Atlas Corps Fellowships for Emerging Nonprofit Professionals

Oct 13, 2014
January 2013 Atlas Corps Fellow Nurangiz Khodzharova
January 2013 Atlas Corps Fellow Nurangiz Khodzharova

The mission of the Atlas Corps is to address critical social issues by developing leaders, strengthening organizations, and promoting innovation through overseas fellowships in the U.S. and Latin America. The Atlas Corps offers 6 to 18 month fellowships three times a year for skilled nonprofit professionals from around the world. Applicants from the U.S. have the option of two fellowships in Latin America – a Nonprofit Fellowship or a Volunteers Colombia English Teaching Fellowship. Applicants from outside the U.S. can apply for a Nonprofit Fellowship to work at social sector organizations in the U.S. All Fellows serve full-time at Host Organizations working on issues that complement their expertise. Fellows develop their leadership skills while sharing best practices and supplement daily knowledge with theoretical topics presented in the Atlas Corps Global Leadership Lab. Fellows commit to returning to their countries to work for at least one year in the nonprofit sector, sharing new skills, best practices, valuable experiences and a global network of changemakers.

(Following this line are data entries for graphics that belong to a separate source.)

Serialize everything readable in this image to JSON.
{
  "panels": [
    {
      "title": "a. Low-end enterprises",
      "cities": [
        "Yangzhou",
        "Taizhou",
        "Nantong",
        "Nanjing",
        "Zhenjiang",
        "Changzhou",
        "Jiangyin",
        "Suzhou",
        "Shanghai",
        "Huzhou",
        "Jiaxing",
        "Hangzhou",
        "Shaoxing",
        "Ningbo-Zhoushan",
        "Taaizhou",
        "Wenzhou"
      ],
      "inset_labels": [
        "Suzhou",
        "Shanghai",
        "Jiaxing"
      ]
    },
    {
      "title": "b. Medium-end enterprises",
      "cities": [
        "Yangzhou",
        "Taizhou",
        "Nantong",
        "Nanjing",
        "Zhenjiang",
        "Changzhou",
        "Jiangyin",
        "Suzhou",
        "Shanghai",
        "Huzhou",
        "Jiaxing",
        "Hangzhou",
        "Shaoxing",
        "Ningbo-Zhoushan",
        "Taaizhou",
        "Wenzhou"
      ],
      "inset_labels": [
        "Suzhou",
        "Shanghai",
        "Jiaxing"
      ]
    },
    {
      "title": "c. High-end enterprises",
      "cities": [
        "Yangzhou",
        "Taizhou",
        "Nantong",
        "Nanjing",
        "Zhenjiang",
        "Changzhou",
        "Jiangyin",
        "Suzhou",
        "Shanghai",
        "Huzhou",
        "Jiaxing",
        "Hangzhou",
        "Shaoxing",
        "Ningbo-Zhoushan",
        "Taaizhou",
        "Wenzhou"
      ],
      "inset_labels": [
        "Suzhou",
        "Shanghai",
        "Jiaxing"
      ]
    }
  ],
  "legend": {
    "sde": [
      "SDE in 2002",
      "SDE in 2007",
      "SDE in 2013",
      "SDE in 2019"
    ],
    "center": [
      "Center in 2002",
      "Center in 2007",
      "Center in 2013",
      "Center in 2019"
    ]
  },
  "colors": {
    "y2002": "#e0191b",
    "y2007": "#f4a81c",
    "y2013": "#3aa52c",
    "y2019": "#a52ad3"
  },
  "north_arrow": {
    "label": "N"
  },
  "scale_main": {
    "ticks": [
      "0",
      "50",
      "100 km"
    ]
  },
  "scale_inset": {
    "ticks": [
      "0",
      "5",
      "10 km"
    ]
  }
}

Currently, the Atlas Corps is seeking applicants with two or more years of relevant experience in the social sector and 35 years or younger when the fellowship begins. Benefits of the fellowship include a living stipend, health insurance, and training. Atlas Corps considers applications on a rolling basis for fellowships that begin in January, May, and September.

To learn more about this fellowship, we interviewed Nurangiz Khodzharova from Russia, who spent her fellowship year at Net Impact, a San Francisco based nonprofit that empowers a new generation to use their careers to drive transformational change in the workplace and the world.

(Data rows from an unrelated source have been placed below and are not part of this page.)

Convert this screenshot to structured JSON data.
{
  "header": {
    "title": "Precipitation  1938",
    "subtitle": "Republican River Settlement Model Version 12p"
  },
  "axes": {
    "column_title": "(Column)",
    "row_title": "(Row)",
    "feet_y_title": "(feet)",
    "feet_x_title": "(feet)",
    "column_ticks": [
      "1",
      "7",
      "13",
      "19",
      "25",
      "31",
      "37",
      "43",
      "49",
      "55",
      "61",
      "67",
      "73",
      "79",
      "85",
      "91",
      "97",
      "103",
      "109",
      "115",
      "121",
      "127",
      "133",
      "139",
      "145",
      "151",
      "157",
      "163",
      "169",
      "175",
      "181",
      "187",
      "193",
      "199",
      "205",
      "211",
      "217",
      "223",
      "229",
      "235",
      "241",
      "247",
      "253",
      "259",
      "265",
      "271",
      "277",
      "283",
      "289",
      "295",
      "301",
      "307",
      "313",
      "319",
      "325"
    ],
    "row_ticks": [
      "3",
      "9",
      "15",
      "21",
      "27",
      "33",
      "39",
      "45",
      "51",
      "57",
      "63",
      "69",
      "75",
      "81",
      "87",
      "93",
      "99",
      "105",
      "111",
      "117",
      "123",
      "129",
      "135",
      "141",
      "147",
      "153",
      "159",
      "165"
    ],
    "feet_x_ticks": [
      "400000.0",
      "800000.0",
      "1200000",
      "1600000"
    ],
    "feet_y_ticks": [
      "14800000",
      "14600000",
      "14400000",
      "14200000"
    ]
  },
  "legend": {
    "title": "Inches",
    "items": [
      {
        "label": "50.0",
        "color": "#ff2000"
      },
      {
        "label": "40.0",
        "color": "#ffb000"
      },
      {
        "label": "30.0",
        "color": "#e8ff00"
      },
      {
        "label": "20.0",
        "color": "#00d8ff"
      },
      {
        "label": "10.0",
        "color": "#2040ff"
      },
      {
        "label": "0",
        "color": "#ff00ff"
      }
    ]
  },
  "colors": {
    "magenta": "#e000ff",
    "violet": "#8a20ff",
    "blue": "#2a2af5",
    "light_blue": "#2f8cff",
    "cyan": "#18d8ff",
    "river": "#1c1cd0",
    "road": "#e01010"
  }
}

1. What inspired you to apply for the Atlas Corps?

Atlas Corps reached out to me on Devex, a social enterprise and media platform for the global development community, while I was still in grad school in 2010. The program sounded immediately appealing to me as I had been looking for a post-grad school opportunity at that time. The chance to experience the day-to-day operations and contribute to the work of a nonprofit in the U.S. is a very unique opportunity in my opinion. There are many fellowships and exchange programs out there, but the idea of Atlas Corps is different because it creates a mutually beneficial process, where both the fellow and the Host Organization exchange knowledge and best practices. Scott Beale, the Atlas Corps CEO, always says: “Talent is universal but opportunity is not.” Atlas Corps strives to correct that through their program and does so successfully.

The 11th Atlas Corps Class, January 2013
The 11th Atlas Corps Class, January 2013

2. What have been some of the most eye-opening moments during your fellowship?

I’d have to say that meeting all of the amazing, talented fellows from around the world was an eye-opening and life-changing moment. Also, I’d studied in the U.S. before, so I just assumed that this year would be similar to that, but was quickly proved wrong. I definitely had to deal with some unexpected challenges and was off to a pretty rough start, but I was very lucky to be placed at a wonderful host organization, Net Impact. Net Impact is a network of more than 50,000 next-generation leaders that wish to use their business skills to create positive social and environmental change in the workplace and beyond. My job during the fellowship was to create innovative and interesting content for their flagship event, the Net Impact Conference. I learned a great deal working on the 2013 Net Impact Conference, which convened in the heart of the Silicon Valley, California that year. The conference itself was simply amazing, with many sleepless nights leading to it, but at the same time a deeply gratifying experience. Besides my time serving at Net Impact, some of the most memorable moments of that year  were attending President Obama’s inauguration and hiking Half Dome in Yosemite National Park. Now that’s an eye-opener!

3. What tips would you give others applying to Atlas Corps?

My biggest advice would be to be flexible, open-minded and ready for a bit of an adventure. I’m on the Atlas Corps Selection Board, so I interview prospective fellows and every year I am very impressed by the accomplished pool of candidates. To make your application stand out, really think about what skills you can bring to the table and why you think Atlas Corps is the right program for you. Also, be ready to answer the question regarding what you want to do when you return to your home country, as that is the central tenet of the Atlas Corps fellowship.

Nurangiz is from Moscow, Russia and has five years of international experience in the nonprofit sector, and earned a Master’s of Science in International Development and Management from Lund University, Sweden. Prior to completing the Atlas Corps Fellowship, she worked for the Migration and Law Integration Center in Moscow coordinating a project on providing assistance to Moldovan children and families in Russia, in partnership with the Terre des hommes Foundation. She is now doing freelance consulting work and co-leads an English public speaking club in Moscow.